The making of games is a 200-billion-dollar annual business. When it comes to the potential for innovation, most bigger companies prefer to ‘play it safe’, letting market research and still predominantly white, male executives lead game development. One result of this is that video games end up re-telling conservative and Western ‘grand narratives’, often in a terribly persuasive way (see e.g. Lammes 2005; Loban and Apperley 2019; Mol et al. 2017a). Bigger companies are only slowly coming to terms with the fact that their games are as much entertainment products as they are institutions shaping and shaped by the cultural politics of past and present (Mol 2020). Fortunately, smaller game studios and independent creators are already active to create commercially viable games that are also diverse and knowledge-driven forms of engagement with the past.

PlayTime seeks to contribute to their forward-thinking, bottom-up initiative in a number of ways:

  • PlayTime’s advisory board contains three indie game developers. Knowledge will not only be shared between these game makers and project members, but through their professional networks PlayTime will directly reach others looking for research-driven innovations on past-play.
  • The jams (see above) will be open to all, but explicitly target Dutch game development students and brings these together with ‘stewards of the past’ (see below).
  • We will publish a white paper for the game industry, highlighting project results and including actionable recommendations for more diverse and inclusive games based on the past.
  • Project results will not only be presented at academic venues, but also at game development events, such as Games for Good and the Game Developer Conference.

Stewards of the Past

Since the 1964 Sumerian Game experiment, ‘stewards of the past’ (local and national heritage organizations, such as museums and archives, as well as individual scholars, educators and other professionals who see it as their primary role to care for and provide access to the past) have understood that computers hold the key to tell evocative histories of local and global heritages (Champion 2010). Especially in the last decade there has been a growing interest in video games by museums, educators, scholars and others. However, based on my experience working with Dutch, German, Belgium, and British heritage organizations through VALUE, it is clear that stewards of the past would like to tap into this potential of digital play but have trouble figuring out by themselves how this entertainment medium fits their primary mission. In short, expertise on video games is missing in this field, connections are missing between these organizations and the game industry, and resources are lacking to develop these things.

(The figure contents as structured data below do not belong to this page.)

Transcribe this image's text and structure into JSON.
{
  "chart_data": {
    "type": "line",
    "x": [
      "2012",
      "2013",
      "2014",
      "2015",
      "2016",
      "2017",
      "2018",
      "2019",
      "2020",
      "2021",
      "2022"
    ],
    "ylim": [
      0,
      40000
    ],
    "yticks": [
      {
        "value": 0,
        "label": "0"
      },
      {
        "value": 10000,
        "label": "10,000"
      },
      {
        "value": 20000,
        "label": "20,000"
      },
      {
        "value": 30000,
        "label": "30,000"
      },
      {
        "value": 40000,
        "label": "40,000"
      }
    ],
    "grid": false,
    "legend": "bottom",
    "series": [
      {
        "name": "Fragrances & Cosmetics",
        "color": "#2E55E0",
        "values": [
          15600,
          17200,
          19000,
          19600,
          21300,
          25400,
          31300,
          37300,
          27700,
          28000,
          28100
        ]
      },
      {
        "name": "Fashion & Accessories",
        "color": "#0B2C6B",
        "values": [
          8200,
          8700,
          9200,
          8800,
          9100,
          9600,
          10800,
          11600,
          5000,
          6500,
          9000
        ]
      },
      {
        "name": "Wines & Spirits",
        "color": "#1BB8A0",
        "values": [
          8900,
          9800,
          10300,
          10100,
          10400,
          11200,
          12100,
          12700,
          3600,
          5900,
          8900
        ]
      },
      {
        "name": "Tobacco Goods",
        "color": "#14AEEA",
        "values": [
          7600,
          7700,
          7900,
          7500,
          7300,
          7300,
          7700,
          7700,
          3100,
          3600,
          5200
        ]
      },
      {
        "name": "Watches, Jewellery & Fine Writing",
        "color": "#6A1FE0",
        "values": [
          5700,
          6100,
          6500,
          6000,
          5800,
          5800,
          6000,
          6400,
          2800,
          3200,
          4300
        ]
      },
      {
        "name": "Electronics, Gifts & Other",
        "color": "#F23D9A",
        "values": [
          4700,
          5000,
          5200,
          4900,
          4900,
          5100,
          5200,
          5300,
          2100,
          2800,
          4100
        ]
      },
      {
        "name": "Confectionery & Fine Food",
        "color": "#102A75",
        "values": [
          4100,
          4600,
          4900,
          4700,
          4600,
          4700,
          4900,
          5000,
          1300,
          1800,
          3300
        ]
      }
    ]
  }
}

PlayTime seeks to bring the results of its research directly to this stakeholder group in the following ways:

  • PlayTime’s advisory board contains two heritage experts, who will advise on and monitor PlayTime impact and further augment access to stakeholder networks.
  • In the game jams (see above), stewards of the past will collaborate with young game makers.
  • We will publish a white paper for stewards of the past, highlighting project results and including actionable recommendations on how to incorporate games in knowledge-driven activities.
  • Project results will not only be presented at academic venues, but also with the (inter)national heritage sector, such as at de Reuvensdagen and ICOMOS events.